News (USA)

First openly gay Army Secretary Eric Fanning is stepping aisde

First openly gay Army Secretary Eric Fanning is stepping aisde

WASHINGTON — Acting Army Secretary Eric Fanning is stepping aside, at least temporarily, because Senate hasn’t confirmed his nomination, officials said Monday.

The Army’s undersecretary, Patrick Murphy, was confirmed last week, so he will oversee the Army. Fanning is expected to step down and move into another Pentagon post for now. He would return to the Army leadership position if his nomination is approved.

President Barack Obama nominated Fanning in September. If confirmed by the Senate, he would be the nation’s first openly gay leader of a military service.

In early November, Sen. Pat Roberts, R-Kan., placed a hold on Fanning’s nomination as a protest over Obama’s ongoing campaign to close the Guantanamo Bay, Cuba, detention facility and transfer detainees to the United States. The move was part of an effort to prevent the White House from taking executive action to close the facility.

The White House had hinted that the president might use his executive authority to shut it down and move the detainees to the U.S.

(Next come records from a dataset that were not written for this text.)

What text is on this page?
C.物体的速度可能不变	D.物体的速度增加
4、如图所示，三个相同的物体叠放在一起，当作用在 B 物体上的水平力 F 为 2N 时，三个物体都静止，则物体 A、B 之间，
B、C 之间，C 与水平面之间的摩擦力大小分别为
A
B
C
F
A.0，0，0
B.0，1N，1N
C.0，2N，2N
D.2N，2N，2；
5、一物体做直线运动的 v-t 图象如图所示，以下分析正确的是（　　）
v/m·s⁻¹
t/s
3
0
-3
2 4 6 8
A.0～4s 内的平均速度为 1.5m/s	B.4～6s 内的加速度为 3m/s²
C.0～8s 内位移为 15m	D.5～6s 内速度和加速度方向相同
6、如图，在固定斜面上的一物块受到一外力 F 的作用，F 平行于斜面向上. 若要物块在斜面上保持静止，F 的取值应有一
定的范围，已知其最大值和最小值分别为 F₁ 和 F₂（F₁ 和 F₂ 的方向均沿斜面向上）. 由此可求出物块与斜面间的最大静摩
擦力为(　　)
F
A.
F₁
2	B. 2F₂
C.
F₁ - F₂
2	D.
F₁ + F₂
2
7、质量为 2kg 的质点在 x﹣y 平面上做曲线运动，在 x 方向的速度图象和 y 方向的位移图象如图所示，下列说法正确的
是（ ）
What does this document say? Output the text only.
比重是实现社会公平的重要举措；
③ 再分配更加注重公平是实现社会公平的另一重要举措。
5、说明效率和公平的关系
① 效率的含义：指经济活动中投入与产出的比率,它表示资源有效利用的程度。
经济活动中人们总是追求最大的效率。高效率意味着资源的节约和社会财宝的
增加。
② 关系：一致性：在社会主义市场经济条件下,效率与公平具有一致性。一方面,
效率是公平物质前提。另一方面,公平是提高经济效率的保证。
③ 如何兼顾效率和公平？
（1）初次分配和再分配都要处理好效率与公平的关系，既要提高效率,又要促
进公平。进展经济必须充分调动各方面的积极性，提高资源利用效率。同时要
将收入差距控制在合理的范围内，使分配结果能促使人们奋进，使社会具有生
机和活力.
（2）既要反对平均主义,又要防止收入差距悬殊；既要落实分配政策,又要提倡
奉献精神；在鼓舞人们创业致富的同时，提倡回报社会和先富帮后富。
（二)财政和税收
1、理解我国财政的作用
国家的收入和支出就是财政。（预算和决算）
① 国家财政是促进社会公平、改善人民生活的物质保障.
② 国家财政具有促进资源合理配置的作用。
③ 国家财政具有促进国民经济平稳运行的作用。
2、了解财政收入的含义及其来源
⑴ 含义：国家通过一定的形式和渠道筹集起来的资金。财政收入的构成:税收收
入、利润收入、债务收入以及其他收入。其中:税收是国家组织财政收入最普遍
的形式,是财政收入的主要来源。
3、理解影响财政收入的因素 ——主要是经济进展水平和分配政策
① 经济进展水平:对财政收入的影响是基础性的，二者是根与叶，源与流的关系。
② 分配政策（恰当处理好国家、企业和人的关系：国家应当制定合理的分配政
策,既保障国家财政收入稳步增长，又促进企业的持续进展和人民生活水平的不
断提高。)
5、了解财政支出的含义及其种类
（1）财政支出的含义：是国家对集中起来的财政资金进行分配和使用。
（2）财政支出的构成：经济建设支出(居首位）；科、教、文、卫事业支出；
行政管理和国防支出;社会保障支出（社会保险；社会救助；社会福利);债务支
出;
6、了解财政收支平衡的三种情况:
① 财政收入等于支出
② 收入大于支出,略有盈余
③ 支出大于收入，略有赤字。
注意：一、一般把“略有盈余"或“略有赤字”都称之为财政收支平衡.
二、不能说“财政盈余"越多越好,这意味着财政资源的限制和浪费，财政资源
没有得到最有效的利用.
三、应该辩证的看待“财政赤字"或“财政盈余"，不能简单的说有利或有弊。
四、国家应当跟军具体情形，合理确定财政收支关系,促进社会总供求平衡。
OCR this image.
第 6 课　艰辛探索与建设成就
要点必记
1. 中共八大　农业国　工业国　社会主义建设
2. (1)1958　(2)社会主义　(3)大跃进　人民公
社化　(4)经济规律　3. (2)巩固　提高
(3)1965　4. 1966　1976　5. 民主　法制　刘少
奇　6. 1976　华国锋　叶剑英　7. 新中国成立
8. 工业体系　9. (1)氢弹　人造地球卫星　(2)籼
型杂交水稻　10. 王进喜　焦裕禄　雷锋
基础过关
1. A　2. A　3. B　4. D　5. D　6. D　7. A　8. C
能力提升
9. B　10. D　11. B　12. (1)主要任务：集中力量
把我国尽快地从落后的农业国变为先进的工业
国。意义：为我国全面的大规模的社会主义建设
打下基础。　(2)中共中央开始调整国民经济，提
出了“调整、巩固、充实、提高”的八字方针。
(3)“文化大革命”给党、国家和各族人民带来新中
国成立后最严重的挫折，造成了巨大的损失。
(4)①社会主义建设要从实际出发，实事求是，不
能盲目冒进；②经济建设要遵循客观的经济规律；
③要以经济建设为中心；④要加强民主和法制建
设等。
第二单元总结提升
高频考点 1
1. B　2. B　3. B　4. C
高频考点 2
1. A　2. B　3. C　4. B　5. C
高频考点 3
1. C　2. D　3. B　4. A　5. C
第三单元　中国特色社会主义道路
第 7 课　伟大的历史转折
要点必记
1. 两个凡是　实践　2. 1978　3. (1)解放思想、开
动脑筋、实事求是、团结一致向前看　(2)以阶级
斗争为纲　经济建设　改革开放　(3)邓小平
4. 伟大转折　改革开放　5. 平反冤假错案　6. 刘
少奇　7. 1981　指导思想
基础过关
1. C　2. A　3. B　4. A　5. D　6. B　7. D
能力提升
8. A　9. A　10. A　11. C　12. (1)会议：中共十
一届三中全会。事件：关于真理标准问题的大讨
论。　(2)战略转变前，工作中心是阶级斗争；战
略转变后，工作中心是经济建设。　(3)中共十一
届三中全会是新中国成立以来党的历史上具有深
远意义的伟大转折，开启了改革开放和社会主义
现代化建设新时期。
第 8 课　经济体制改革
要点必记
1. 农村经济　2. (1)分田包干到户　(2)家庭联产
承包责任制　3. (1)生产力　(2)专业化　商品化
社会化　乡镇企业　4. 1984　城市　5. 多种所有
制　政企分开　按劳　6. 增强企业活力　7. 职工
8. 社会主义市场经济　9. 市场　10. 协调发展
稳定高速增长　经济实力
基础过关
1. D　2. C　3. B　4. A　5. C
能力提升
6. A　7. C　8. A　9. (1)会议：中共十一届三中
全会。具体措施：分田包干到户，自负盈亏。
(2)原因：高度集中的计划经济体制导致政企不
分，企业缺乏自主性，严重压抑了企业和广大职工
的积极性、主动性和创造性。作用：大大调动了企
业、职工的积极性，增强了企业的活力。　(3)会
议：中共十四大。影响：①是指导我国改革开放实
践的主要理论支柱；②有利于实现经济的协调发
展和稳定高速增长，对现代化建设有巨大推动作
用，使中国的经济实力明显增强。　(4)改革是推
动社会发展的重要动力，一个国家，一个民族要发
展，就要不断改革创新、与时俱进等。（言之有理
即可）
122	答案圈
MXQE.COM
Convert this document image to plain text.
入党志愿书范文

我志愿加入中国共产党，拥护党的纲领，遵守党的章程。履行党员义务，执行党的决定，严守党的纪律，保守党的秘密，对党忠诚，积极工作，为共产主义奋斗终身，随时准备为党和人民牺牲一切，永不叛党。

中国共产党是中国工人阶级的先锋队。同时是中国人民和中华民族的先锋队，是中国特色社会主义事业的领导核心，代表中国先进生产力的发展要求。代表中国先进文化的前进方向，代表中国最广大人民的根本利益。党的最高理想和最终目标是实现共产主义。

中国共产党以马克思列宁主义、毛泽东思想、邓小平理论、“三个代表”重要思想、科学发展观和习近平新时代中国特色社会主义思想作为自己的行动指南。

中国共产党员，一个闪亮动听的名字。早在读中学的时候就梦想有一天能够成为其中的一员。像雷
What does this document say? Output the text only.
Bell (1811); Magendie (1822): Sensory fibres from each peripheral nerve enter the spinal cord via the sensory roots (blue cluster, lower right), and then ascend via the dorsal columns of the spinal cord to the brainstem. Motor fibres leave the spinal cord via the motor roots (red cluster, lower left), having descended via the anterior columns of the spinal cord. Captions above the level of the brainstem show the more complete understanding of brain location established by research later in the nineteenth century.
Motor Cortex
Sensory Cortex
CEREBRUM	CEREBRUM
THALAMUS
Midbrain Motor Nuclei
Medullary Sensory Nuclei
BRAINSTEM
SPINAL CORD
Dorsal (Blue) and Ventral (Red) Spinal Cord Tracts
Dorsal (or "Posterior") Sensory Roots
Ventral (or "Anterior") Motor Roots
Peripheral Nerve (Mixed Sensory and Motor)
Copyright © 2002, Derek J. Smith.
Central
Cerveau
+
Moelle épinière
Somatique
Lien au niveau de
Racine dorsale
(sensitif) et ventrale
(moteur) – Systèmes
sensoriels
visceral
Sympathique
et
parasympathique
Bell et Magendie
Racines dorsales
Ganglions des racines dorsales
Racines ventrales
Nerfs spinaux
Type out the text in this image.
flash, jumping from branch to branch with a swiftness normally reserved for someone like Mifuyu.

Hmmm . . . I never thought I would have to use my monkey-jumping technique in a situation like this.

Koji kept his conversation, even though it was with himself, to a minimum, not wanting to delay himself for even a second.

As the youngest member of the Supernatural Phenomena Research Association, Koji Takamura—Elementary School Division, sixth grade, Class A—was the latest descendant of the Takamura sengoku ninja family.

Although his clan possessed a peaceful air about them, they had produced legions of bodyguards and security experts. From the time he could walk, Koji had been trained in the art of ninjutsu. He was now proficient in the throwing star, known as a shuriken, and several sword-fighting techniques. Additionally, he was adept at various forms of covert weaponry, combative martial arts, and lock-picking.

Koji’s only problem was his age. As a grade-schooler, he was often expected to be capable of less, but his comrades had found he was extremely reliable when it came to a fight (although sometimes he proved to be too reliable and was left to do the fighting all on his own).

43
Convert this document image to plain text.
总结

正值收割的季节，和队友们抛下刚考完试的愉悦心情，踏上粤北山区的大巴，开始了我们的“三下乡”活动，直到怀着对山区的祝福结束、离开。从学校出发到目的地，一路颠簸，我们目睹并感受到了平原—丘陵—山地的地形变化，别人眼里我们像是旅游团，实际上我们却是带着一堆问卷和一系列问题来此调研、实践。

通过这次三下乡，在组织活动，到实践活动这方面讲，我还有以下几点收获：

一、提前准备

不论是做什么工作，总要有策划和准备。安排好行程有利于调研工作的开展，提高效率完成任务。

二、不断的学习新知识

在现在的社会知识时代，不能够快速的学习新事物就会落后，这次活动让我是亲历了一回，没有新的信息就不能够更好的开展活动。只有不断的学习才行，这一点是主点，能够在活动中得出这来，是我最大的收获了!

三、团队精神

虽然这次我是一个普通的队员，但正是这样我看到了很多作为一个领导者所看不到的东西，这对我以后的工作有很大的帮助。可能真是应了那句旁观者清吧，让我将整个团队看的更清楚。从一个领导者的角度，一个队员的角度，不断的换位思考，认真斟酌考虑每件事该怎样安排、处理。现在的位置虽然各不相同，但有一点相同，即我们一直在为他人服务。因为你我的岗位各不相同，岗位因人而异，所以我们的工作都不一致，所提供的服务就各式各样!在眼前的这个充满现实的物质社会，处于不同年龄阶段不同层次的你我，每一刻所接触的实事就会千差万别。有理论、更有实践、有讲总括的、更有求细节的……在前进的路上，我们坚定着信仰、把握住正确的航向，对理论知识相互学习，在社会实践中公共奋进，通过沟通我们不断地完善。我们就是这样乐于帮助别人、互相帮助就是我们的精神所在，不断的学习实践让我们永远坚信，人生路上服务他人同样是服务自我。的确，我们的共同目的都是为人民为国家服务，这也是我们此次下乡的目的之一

Law currently bans detainees from being transferred to U.S. soil, but a Pentagon team has looked at facilities in Kansas, South Carolina and Colorado as possible alternative detention sites.

Officials weren’t authorized to discuss the matter publicly so spoke on condition of anonymity.

Fanning had been serving as acting undersecretary of the Army since June. The previous Army secretary, John McHugh, stepped down late last fall, and Fanning had been serving as acting secretary since then.

Pentagon press secretary Peter Cook said in a written statement that Fanning agreed to step aside “as a show of comity” with the Senate and “to focus on achieving confirmation in the near future.”

Prior to that he served as special assistant to Defense Secretary Ash Carter and held senior positions in the Air Force, including undersecretary from 2013 to 2015.